As the PC market share declines OEMs who haven't begun making smartphones, which is most of them, will be hard-pressed to sustain a profit in the declining market. They'll want to maximize the monetary benefits they can get from kneeling to Microsoft's demands. Microsoft will want the EUFI to be as locked down as possible, and Microsoft will punish those OEMs who do give PK certificates to Linux distro makers and make Linux drivers for their peripherals. That is why the FIRST OEM who breaks their chains and escapes from the Microsoft plantation by offering a PC which offers either CoreBook or is sold naked will reap rewards. Exactly when and with what vendor this will occur depends on the duration of their legal agreements with Microsoft. It will be tough move. More than likely it will be a 3rd tier vendor like System76.

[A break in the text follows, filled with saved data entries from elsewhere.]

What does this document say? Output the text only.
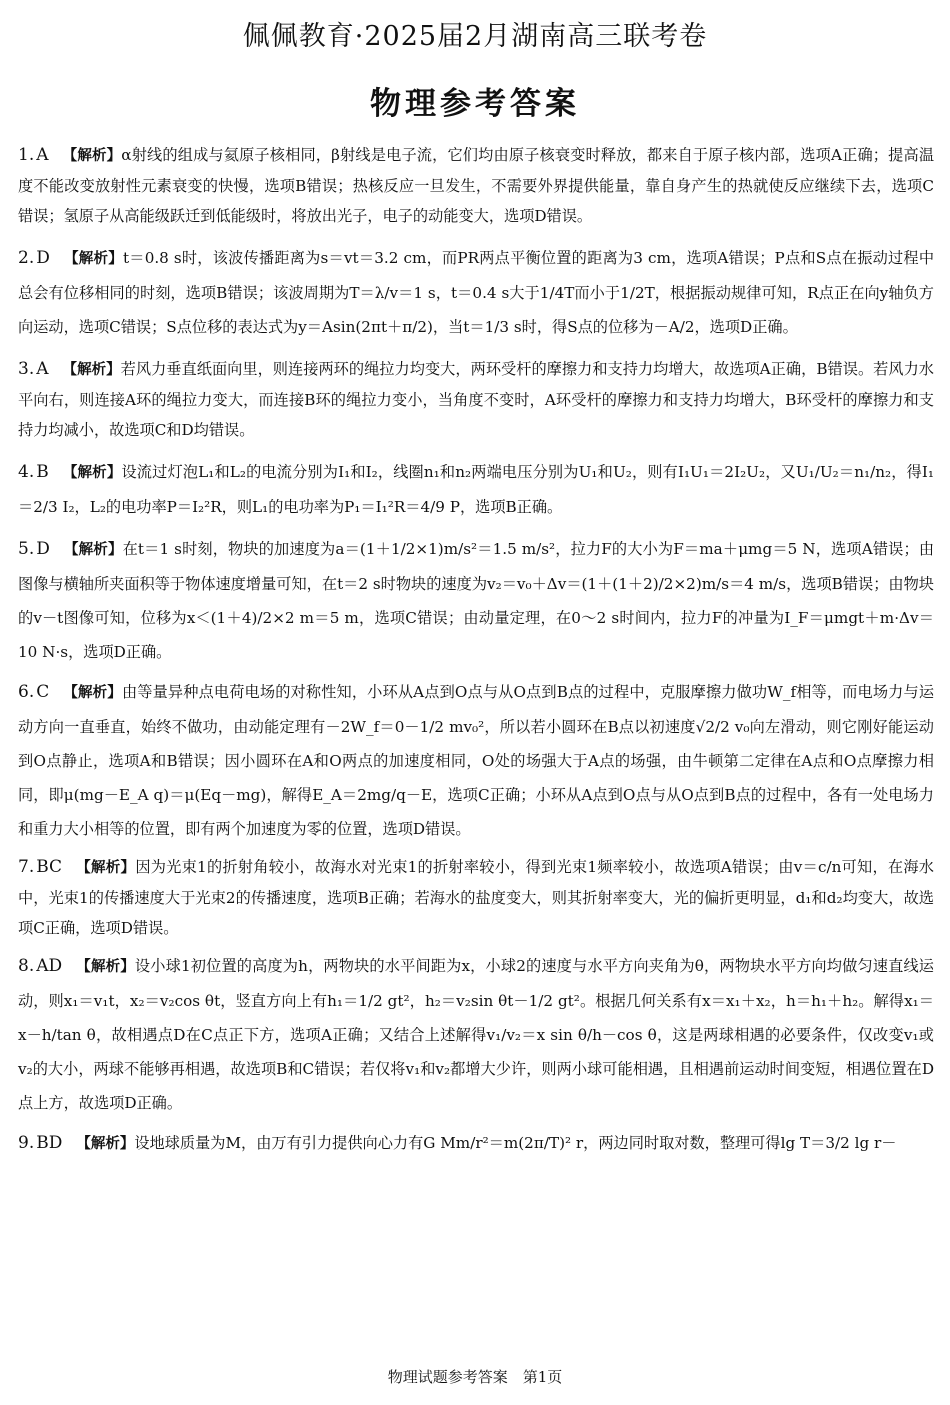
佩佩教育·2025届2月湖南高三联考卷
物理参考答案
1. A 【解析】α射线的组成与氦原子核相同，β射线是电子流，它们均由原子核衰变时释放，都来自于原子核内部，选项A正确；提高温度不能改变放射性元素衰变的快慢，选项B错误；热核反应一旦发生，不需要外界提供能量，靠自身产生的热就使反应继续下去，选项C错误；氢原子从高能级跃迁到低能级时，将放出光子，电子的动能变大，选项D错误。
2. D 【解析】t＝0.8 s时，该波传播距离为s＝vt＝3.2 cm，而PR两点平衡位置的距离为3 cm，选项A错误；P点和S点在振动过程中总会有位移相同的时刻，选项B错误；该波周期为T＝λ/v＝1 s，t＝0.4 s大于1/4T而小于1/2T，根据振动规律可知，R点正在向y轴负方向运动，选项C错误；S点位移的表达式为y＝Asin(2πt＋π/2)，当t＝1/3 s时，得S点的位移为－A/2，选项D正确。
3. A 【解析】若风力垂直纸面向里，则连接两环的绳拉力均变大，两环受杆的摩擦力和支持力均增大，故选项A正确，B错误。若风力水平向右，则连接A环的绳拉力变大，而连接B环的绳拉力变小，当角度不变时，A环受杆的摩擦力和支持力均增大，B环受杆的摩擦力和支持力均减小，故选项C和D均错误。
4. B 【解析】设流过灯泡L₁和L₂的电流分别为I₁和I₂，线圈n₁和n₂两端电压分别为U₁和U₂，则有I₁U₁＝2I₂U₂，又U₁/U₂＝n₁/n₂，得I₁＝2/3 I₂，L₂的电功率P＝I₂²R，则L₁的电功率为P₁＝I₁²R＝4/9 P，选项B正确。
5. D 【解析】在t＝1 s时刻，物块的加速度为a＝(1＋1/2×1)m/s²＝1.5 m/s²，拉力F的大小为F＝ma＋μmg＝5 N，选项A错误；由图像与横轴所夹面积等于物体速度增量可知，在t＝2 s时物块的速度为v₂＝v₀＋Δv＝(1＋(1＋2)/2×2)m/s＝4 m/s，选项B错误；由物块的v－t图像可知，位移为x＜(1＋4)/2×2 m＝5 m，选项C错误；由动量定理，在0～2 s时间内，拉力F的冲量为I_F＝μmgt＋m·Δv＝10 N·s，选项D正确。
6. C 【解析】由等量异种点电荷电场的对称性知，小环从A点到O点与从O点到B点的过程中，克服摩擦力做功W_f相等，而电场力与运动方向一直垂直，始终不做功，由动能定理有－2W_f＝0－1/2 mv₀²，所以若小圆环在B点以初速度√2/2 v₀向左滑动，则它刚好能运动到O点静止，选项A和B错误；因小圆环在A和O两点的加速度相同，O处的场强大于A点的场强，由牛顿第二定律在A点和O点摩擦力相同，即μ(mg－E_A q)＝μ(Eq－mg)，解得E_A＝2mg/q－E，选项C正确；小环从A点到O点与从O点到B点的过程中，各有一处电场力和重力大小相等的位置，即有两个加速度为零的位置，选项D错误。
7. BC 【解析】因为光束1的折射角较小，故海水对光束1的折射率较小，得到光束1频率较小，故选项A错误；由v＝c/n可知，在海水中，光束1的传播速度大于光束2的传播速度，选项B正确；若海水的盐度变大，则其折射率变大，光的偏折更明显，d₁和d₂均变大，故选项C正确，选项D错误。
8. AD 【解析】设小球1初位置的高度为h，两物块的水平间距为x，小球2的速度与水平方向夹角为θ，两物块水平方向均做匀速直线运动，则x₁＝v₁t，x₂＝v₂cos θt，竖直方向上有h₁＝1/2 gt²，h₂＝v₂sin θt－1/2 gt²。根据几何关系有x＝x₁＋x₂，h＝h₁＋h₂。解得x₁＝x－h/tan θ，故相遇点D在C点正下方，选项A正确；又结合上述解得v₁/v₂＝x sin θ/h－cos θ，这是两球相遇的必要条件，仅改变v₁或v₂的大小，两球不能够再相遇，故选项B和C错误；若仅将v₁和v₂都增大少许，则两小球可能相遇，且相遇前运动时间变短，相遇位置在D点上方，故选项D正确。
9. BD 【解析】设地球质量为M，由万有引力提供向心力有G Mm/r²＝m(2π/T)² r，两边同时取对数，整理可得lg T＝3/2 lg r－
物理试题参考答案　第1页
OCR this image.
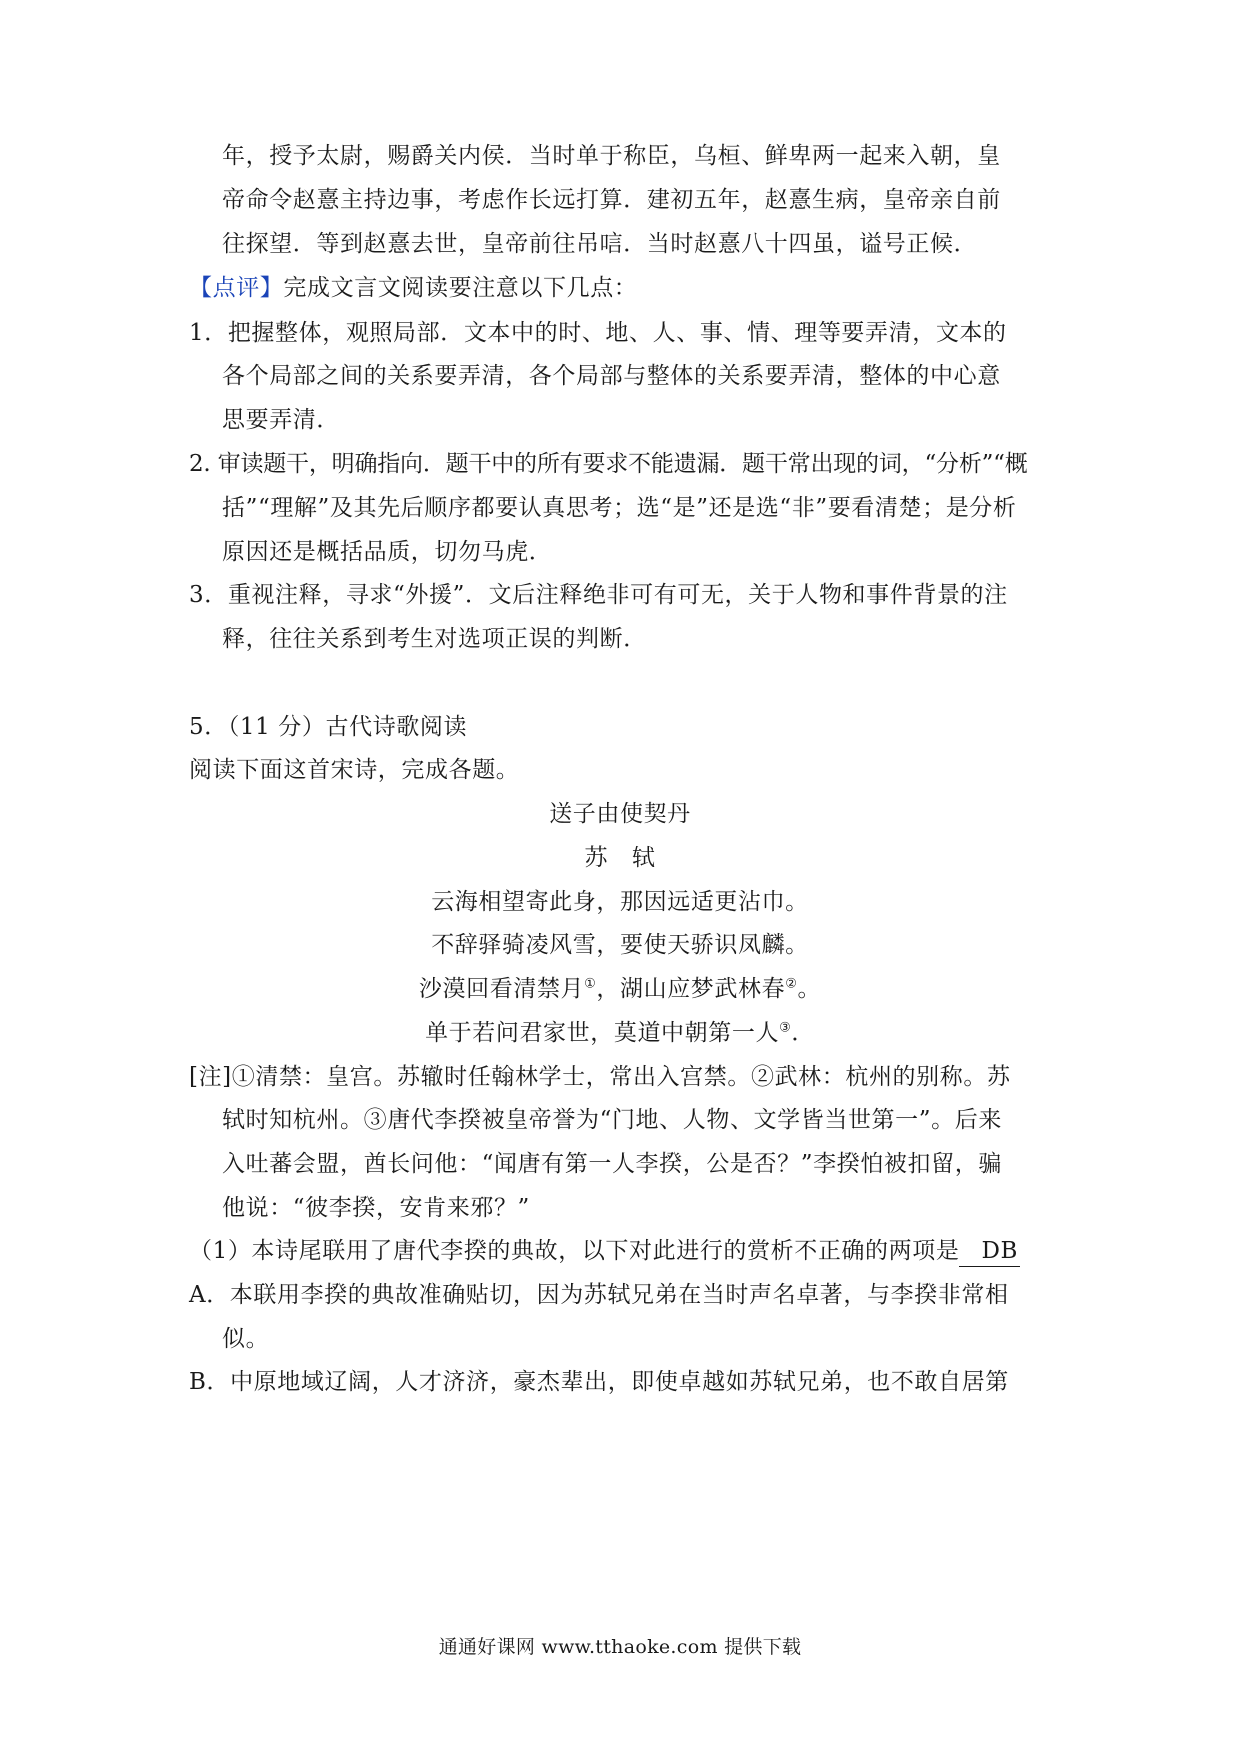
年，授予太尉，赐爵关内侯．当时单于称臣，乌桓、鲜卑两一起来入朝，皇
帝命令赵憙主持边事，考虑作长远打算．建初五年，赵憙生病，皇帝亲自前
往探望．等到赵憙去世，皇帝前往吊唁．当时赵憙八十四虽，谥号正候．
【点评】完成文言文阅读要注意以下几点：
1．把握整体，观照局部．文本中的时、地、人、事、情、理等要弄清，文本的
各个局部之间的关系要弄清，各个局部与整体的关系要弄清，整体的中心意
思要弄清．
2. 审读题干，明确指向．题干中的所有要求不能遗漏．题干常出现的词，“分析”“概
括”“理解”及其先后顺序都要认真思考；选“是”还是选“非”要看清楚；是分析
原因还是概括品质，切勿马虎．
3．重视注释，寻求“外援”．文后注释绝非可有可无，关于人物和事件背景的注
释，往往关系到考生对选项正误的判断．
5．（11 分）古代诗歌阅读
阅读下面这首宋诗，完成各题。
送子由使契丹
苏   轼
云海相望寄此身，那因远适更沾巾。
不辞驿骑凌风雪，要使天骄识凤麟。
沙漠回看清禁月①，湖山应梦武林春②。
单于若问君家世，莫道中朝第一人③．
[注]①清禁：皇宫。苏辙时任翰林学士，常出入宫禁。②武林：杭州的别称。苏
轼时知杭州。③唐代李揆被皇帝誉为“门地、人物、文学皆当世第一”。后来
入吐蕃会盟，酋长问他：“闻唐有第一人李揆，公是否？”李揆怕被扣留，骗
他说：“彼李揆，安肯来邪？”
（1）本诗尾联用了唐代李揆的典故，以下对此进行的赏析不正确的两项是 DB
A．本联用李揆的典故准确贴切，因为苏轼兄弟在当时声名卓著，与李揆非常相
似。
B．中原地域辽阔，人才济济，豪杰辈出，即使卓越如苏轼兄弟，也不敢自居第
通通好课网 www.tthaoke.com 提供下载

This is my point. I purchased a netbook from system76 a year ago for my mom. I did this because I wanted the smoothest linux experience possible for her. Unfortunately, power management had a bug and was a major pain. Of course, I let system76 know in their sub-forum on the ubuntu forum. I was thinking "this is why I bought it from a vendor". They will look into it and have a fix in the repo in a timely manner. They didn't. Of course I can come up with a work around, but my mom can't. I don't mean to rant...I just think it is stupid to have all these developer resources working on GUI fluff, meanwhile I don't have the full capability of my hardware. It doesn't matter how pretty anything is, if my wireless network, my power management, graphics driver or "whatever" doesn't work. It is time to stop pissing around with fluff and foster a hardware friendly environment. end rant.